We’d like to do the patient portal, which is available. We’ve already got access to that. A patient kiosk that gives us access to the instant medical history. They call it IntelliHistory, and we’ve just had difficulty. We’ve tried with a couple of conditions getting that to work and we’ve just had some issues there. Are you familiar with Allen Wenner and Instant Medical History?
No, I’m not.
IMH is just a tool that you can basically put the patient in front of a computer and they’ll take a history. You have to tee it up and say, this is about blood in the urine or this is about chest pain or whatever; and it’ll ask them questions; it’s not just a flat fill-in-the-blank kind of thing. It branches. So if you say, “Yes, I get up at night to urinate,” it’ll ask you a bunch of questions that apply to that, and it will take that and it will actually fill in your history of present illness for you. I think for some patients, that could be a great time-saver.
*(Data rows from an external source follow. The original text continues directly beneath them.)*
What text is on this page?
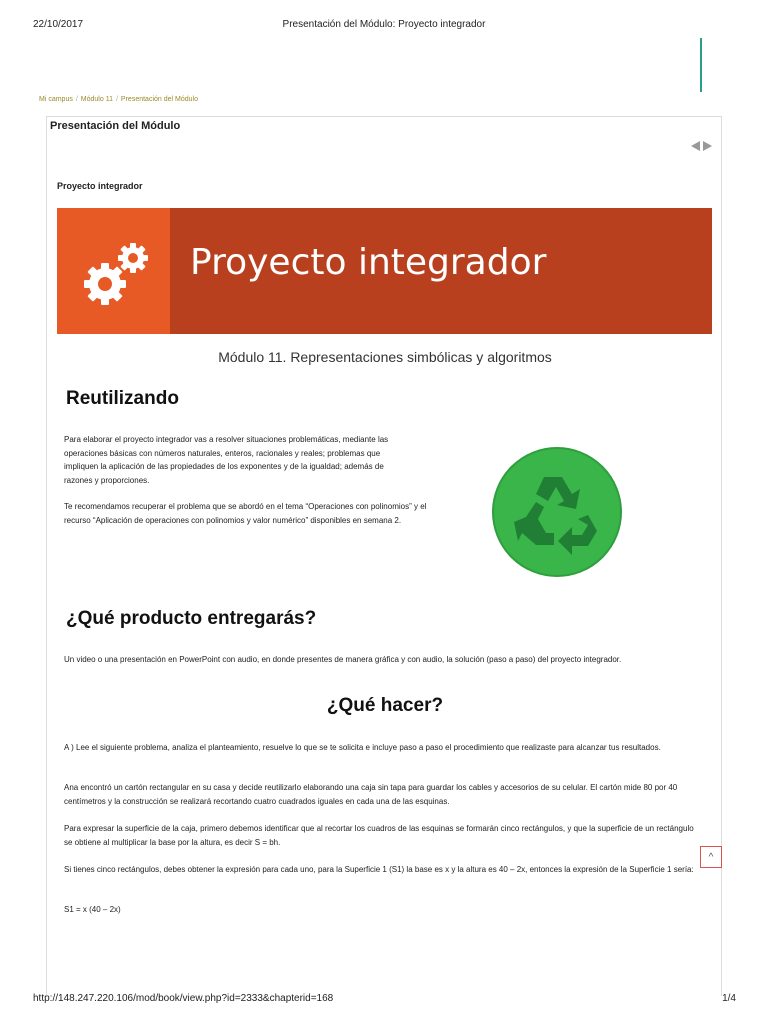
22/10/2017	Presentación del Módulo: Proyecto integrador
Mi campus / Módulo 11 / Presentación del Módulo
Presentación del Módulo
Proyecto integrador
Proyecto integrador
Módulo 11. Representaciones simbólicas y algoritmos
Reutilizando
Para elaborar el proyecto integrador vas a resolver situaciones problemáticas, mediante las operaciones básicas con números naturales, enteros, racionales y reales; problemas que impliquen la aplicación de las propiedades de los exponentes y de la igualdad; además de razones y proporciones.
Te recomendamos recuperar el problema que se abordó en el tema “Operaciones con polinomios” y el recurso “Aplicación de operaciones con polinomios y valor numérico” disponibles en semana 2.
¿Qué producto entregarás?
Un video o una presentación en PowerPoint con audio, en donde presentes de manera gráfica y con audio, la solución (paso a paso) del proyecto integrador.
¿Qué hacer?
A ) Lee el siguiente problema, analiza el planteamiento, resuelve lo que se te solicita e incluye paso a paso el procedimiento que realizaste para alcanzar tus resultados.
Ana encontró un cartón rectangular en su casa y decide reutilizarlo elaborando una caja sin tapa para guardar los cables y accesorios de su celular. El cartón mide 80 por 40 centímetros y la construcción se realizará recortando cuatro cuadrados iguales en cada una de las esquinas.
Para expresar la superficie de la caja, primero debemos identificar que al recortar los cuadros de las esquinas se formarán cinco rectángulos, y que la superficie de un rectángulo se obtiene al multiplicar la base por la altura, es decir S = bh.
Si tienes cinco rectángulos, debes obtener la expresión para cada uno, para la Superficie 1 (S1) la base es x y la altura es 40 – 2x, entonces la expresión de la Superficie 1 sería:
S1 = x (40 – 2x)
^
http://148.247.220.106/mod/book/view.php?id=2333&chapterid=168	1/4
Wenner argues that actually, you can do a better history by using a tool like that. People might be more inclined to answer honestly through a machine than they would sitting face-to-face with a person about, maybe, some delicate issues. And so I think it’s a great concept. Again, it addresses that data entry issue. You can actually get the patient to enter the data directly for you. But it, again, we’ve had some challenges getting that to work.
Another thing, in our state, the statewide RHIO, which is called NeHII, Nebraska Health Information Initiative — we’re participating in that as one of the pilot sites for that. We are hoping to be able to actually get an interface to Peak Practice so we can selectively pull in data so we don’t have to look it up on the NeHII system and enter it into our system.